Gardeners, housecleaners, baristas, store clerks, bank tellers, nannies and caregivers. Underpaid “service” workers will be effectively quarantined on either side of the great divide. Then who will work the car wash?

Imagine for a moment that these are real people, not characters in a gritty Studs Terkel story or a heartwarming Woody Guthrie lyric. These are real people who have been choosing between rent and heat for a long time.

Families have been nickel-and-dimed down to their last pennies.

Subsidized or free lunches for King County students are up to 37 percent, according to Northwest Harvest. 

The Stranger reports our regressive state sales tax hits the lowest 20 percent at 16.9 percent. A $10 haircut has become a high-priced, luxury-ticket item for many. Even Walmart is wondering where the shoppers are.

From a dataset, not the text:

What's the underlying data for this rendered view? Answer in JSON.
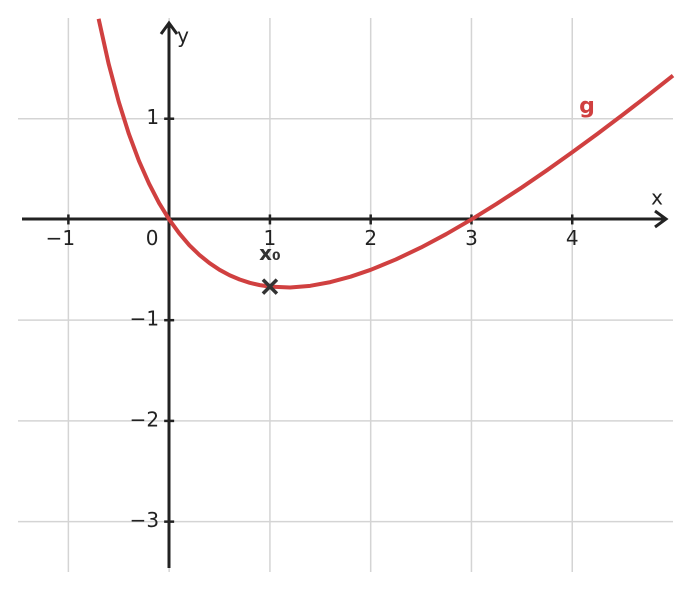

Being thrifty is not a “living simply” lifestyle choice but a matter of simply living. The next time you are in Trader Joe’s look to your left and then look to your right and count to six. Every sixth person is receiving food benefits in King County. Not everyone can simply reach for a credit card. Not everyone has a choice to “drive around” the problem when choosing between gas and toilet paper.

An occasional generous employer may offer to cover the tolls for their day-care worker or dog walker. That’s a serious chunk of change to keep a minimum-wage worker. And how many workers are part-time or cash-only or have several jobs spread here and there over the week. Who will pay the toll for them?


Economic costs

Some say cars are a polluting, expensive nuisance and good riddance. But buses and carpools are only a good substitute when your schedules mesh exactly. Or you don’t need to travel to multiple jobs in a day. Or you don’t need to transport your lawn mower or chainsaw. Or you don’t work the night shift.

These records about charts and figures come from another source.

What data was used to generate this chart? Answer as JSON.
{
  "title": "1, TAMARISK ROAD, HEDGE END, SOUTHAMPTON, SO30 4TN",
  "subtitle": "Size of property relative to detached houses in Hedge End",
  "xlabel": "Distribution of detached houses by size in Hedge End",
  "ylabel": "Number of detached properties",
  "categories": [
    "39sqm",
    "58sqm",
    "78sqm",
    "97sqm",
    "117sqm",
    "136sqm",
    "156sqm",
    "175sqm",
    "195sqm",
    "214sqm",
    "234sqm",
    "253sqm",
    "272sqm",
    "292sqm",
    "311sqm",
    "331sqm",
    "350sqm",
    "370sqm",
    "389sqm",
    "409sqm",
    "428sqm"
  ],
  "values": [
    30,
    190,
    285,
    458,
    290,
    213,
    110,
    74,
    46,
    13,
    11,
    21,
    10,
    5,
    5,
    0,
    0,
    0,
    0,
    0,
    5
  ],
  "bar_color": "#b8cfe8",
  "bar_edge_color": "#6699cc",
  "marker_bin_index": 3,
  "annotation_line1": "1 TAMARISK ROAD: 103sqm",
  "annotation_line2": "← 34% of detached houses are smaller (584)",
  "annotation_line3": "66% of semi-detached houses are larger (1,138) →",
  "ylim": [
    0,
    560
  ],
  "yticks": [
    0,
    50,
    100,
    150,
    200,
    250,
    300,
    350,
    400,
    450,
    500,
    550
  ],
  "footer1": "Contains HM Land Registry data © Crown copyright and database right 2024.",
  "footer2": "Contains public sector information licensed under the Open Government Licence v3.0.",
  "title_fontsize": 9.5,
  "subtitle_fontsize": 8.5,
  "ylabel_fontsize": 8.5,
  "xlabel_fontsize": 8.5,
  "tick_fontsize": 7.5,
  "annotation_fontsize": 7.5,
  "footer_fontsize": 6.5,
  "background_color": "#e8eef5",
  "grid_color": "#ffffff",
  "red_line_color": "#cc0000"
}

The state might make some money in tolls but lose much more in payroll and other taxes because of lost work or displaced workers. Then the state might need to pay out even more in unemployment benefits.

If somehow a worker bee manages to pay the tolls by scrimping and saving, that’s money not being spent at Safeway or Bartell’s. Oops, more lost sales-tax revenue. Tolling I-90 could be a Darth Vader death blow to the region’s economy.

Tolls are money flying far, far away into the black hole of the state budget, money that is no longer circulating in our community. The gas-station guy, the dry-cleaner gal and the pet-shop clerk all lose out. No need to hire another burger flipper if no one is coming into your place to eat a burger, with fries or not.


A common cause

We’ve already seen a dramatic drop in traffic on SR 520 due to tolling. Where did all the cars go? They went to I-90, now, in effect, a monopoly on east-west traffic.

Tolling I-90 would be a great foolishness. We are already critically split by the digital divide. But with a little common sense and respect for the working stiffs, we can stop tolling and work to keep the roads between our neighborhoods open.

Imagine for a second moment the burden to cover the SR 520 funding shortfall is equally shared. Instead of Joe the plumber plummeting ever closer to financial disaster, imagine if our world-famous corporate neighbors stepped up and became good citizens. Imagine all the corporate people paying their fare share.

For it’s not the one Lexus owner who will carry the burden of I-90 tolls but the 10 pickup drivers coming to mow the lawns or paint the garage. Those 10 pickup drivers may not believe it, but they do have some power to stop the tolling: Ten phone calls are more than one.

Imagine the Lexus owner finally making common cause with his neighbor, the car-wash guy.